Mississippi Supreme Court Rules Miller Decision Is Fully Retroactive

07.18.13

The Mississippi Supreme Court today ruled that the United States Supreme Court’s 2012 decision in Miller v. Alabama barring mandatory life imprisonment without parole sentences for children “created a new, substantive rule which should be applied retroactively to cases on collateral review.”

Prosecutors in Mississippi argued that the Miller decision does not apply to people who were automatically sentenced to die in prison for juvenile offenses if they had completed the direct appeal process before the decision was announced last year. The state’s highest court unanimously rejected that argument and held en banc that Miller applies retroactively. (Three justices disagreed about the type of relief required.)

Mississippi’s is the first state supreme court in a jurisdiction with a sizable population of people directly impacted by Miller to issue a detailed decision on the question of retroactivity. There are dozens of people in the state who were automatically condemned to die in prison for crimes when they were under age eighteen.

Earlier this year, the state supreme court in Minnesota, with only a handful of Miller-eligible cases, denied relief on non-retroactivity grounds. The Louisiana Supreme Court permitted retroactive application of Miller in a collateral case late last year.

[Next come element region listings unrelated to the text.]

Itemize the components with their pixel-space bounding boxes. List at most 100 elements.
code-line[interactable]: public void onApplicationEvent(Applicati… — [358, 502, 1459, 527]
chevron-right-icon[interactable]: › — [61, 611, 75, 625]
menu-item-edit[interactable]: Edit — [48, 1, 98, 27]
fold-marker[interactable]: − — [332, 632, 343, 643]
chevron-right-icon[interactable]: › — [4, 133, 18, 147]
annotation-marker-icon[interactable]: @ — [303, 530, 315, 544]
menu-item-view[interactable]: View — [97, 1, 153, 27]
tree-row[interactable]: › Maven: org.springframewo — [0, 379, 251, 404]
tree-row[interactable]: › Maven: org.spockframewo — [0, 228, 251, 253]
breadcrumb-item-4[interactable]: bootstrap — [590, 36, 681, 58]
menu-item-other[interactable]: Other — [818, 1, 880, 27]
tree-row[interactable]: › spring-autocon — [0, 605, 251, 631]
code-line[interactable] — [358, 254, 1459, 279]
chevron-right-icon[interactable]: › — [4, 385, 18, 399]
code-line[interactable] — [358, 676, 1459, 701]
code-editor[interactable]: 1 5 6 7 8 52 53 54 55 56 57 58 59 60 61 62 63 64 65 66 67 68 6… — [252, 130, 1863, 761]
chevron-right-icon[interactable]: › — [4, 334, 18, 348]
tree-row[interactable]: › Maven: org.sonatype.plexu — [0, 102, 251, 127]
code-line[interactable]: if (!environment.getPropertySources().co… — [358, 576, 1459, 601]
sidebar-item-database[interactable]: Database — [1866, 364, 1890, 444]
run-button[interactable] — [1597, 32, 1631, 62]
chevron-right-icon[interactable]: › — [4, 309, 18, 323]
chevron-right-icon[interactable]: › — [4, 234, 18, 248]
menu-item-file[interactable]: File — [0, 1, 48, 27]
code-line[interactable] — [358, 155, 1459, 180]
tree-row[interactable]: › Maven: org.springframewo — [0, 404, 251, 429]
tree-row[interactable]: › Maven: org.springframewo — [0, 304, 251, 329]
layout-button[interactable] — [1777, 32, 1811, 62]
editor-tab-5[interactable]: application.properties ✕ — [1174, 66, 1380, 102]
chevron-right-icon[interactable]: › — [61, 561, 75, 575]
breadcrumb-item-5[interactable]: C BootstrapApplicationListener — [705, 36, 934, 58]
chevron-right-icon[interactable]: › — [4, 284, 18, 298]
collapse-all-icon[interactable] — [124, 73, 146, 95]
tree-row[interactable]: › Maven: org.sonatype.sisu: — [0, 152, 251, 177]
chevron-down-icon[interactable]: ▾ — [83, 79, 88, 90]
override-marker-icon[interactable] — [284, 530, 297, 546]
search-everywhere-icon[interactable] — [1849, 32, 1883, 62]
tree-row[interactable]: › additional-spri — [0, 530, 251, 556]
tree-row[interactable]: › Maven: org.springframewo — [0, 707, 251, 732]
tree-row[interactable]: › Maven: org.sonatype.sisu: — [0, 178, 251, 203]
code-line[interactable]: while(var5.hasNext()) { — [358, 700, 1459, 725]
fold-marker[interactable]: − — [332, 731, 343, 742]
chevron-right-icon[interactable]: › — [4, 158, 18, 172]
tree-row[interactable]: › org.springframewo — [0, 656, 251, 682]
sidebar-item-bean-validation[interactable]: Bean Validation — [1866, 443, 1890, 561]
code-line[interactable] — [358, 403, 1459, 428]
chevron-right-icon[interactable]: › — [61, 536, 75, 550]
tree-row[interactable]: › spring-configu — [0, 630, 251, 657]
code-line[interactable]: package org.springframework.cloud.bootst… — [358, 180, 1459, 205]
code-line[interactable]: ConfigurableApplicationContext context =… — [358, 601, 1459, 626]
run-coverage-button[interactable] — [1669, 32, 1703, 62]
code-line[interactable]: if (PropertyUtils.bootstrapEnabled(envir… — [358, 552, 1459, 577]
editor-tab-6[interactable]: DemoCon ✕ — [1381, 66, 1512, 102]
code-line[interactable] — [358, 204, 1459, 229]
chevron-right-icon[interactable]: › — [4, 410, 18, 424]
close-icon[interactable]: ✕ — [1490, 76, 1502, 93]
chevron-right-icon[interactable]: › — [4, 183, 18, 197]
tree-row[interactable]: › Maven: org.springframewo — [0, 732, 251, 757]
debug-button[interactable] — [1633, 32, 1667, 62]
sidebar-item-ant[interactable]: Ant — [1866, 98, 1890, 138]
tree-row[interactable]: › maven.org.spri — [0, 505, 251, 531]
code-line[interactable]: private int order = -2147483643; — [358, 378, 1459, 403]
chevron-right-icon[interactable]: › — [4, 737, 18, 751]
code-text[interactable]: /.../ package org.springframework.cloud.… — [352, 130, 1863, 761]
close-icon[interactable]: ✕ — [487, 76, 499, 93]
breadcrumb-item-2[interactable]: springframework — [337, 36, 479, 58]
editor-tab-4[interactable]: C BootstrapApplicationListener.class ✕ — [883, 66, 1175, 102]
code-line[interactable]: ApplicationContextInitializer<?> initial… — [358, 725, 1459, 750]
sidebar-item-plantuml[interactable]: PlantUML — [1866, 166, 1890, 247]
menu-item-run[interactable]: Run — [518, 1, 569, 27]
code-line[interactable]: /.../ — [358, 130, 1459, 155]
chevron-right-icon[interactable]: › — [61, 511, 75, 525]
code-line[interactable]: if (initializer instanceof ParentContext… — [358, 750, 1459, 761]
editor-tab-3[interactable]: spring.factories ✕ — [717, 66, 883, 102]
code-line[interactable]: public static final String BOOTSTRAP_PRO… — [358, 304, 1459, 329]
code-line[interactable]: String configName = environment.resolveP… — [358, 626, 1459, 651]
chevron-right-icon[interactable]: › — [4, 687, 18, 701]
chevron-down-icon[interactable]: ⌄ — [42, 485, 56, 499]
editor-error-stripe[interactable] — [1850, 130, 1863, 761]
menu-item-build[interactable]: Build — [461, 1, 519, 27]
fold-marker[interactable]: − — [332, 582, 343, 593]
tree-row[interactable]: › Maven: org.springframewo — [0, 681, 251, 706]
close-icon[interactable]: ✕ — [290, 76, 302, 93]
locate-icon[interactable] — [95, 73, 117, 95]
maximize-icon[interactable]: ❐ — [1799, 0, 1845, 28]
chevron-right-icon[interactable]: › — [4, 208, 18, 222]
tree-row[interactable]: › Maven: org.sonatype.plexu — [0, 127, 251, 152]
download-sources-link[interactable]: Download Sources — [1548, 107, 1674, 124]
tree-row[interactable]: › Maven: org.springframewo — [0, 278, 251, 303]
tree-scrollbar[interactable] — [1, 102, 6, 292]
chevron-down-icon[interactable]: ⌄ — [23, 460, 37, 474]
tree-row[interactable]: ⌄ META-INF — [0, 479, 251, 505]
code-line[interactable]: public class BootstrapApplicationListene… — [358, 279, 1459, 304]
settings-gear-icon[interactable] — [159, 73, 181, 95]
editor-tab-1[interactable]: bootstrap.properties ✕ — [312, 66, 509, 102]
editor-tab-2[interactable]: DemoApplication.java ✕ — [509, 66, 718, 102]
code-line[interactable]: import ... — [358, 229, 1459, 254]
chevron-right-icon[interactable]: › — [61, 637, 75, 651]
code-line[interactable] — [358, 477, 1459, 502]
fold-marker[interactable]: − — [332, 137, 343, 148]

The United States Courts of Appeals for the Second, Fourth, and Eighth circuits have granted permission to raise Miller claims in second or successive petitions because petitioners made a prima facie showing that Miller announced “a new rule of constitutional law, made retroactive to cases on collateral review by the Supreme Court.” The Eleventh Circuit denied permission to file a successive petition based on Miller.

The United States Supreme Court’s June 25, 2012, ruling in Miller and Jackson v. Hobbs holding that mandatory life-without-parole sentences for all children 17 or younger convicted of homicide are unconstitutional struck down mandatory sentencing statutes in 29 states.

The Court reasoned that “imposition of a State’s most severe penalties on juvenile offenders cannot proceed as though they were not children.” Accordingly, hundreds of people whose sentences did not take their age or other mitigating factors into account, including Evan Miller and Kuntrell Jackson, are now entitled to new sentencing hearings.

While some state prosecutors and lower state courts have resisted implementation of Miller by arguing the decision is not retroactive, the federal government has taken the uniform position in cases on collateral review all across the country that Miller is fully retroactively applicable.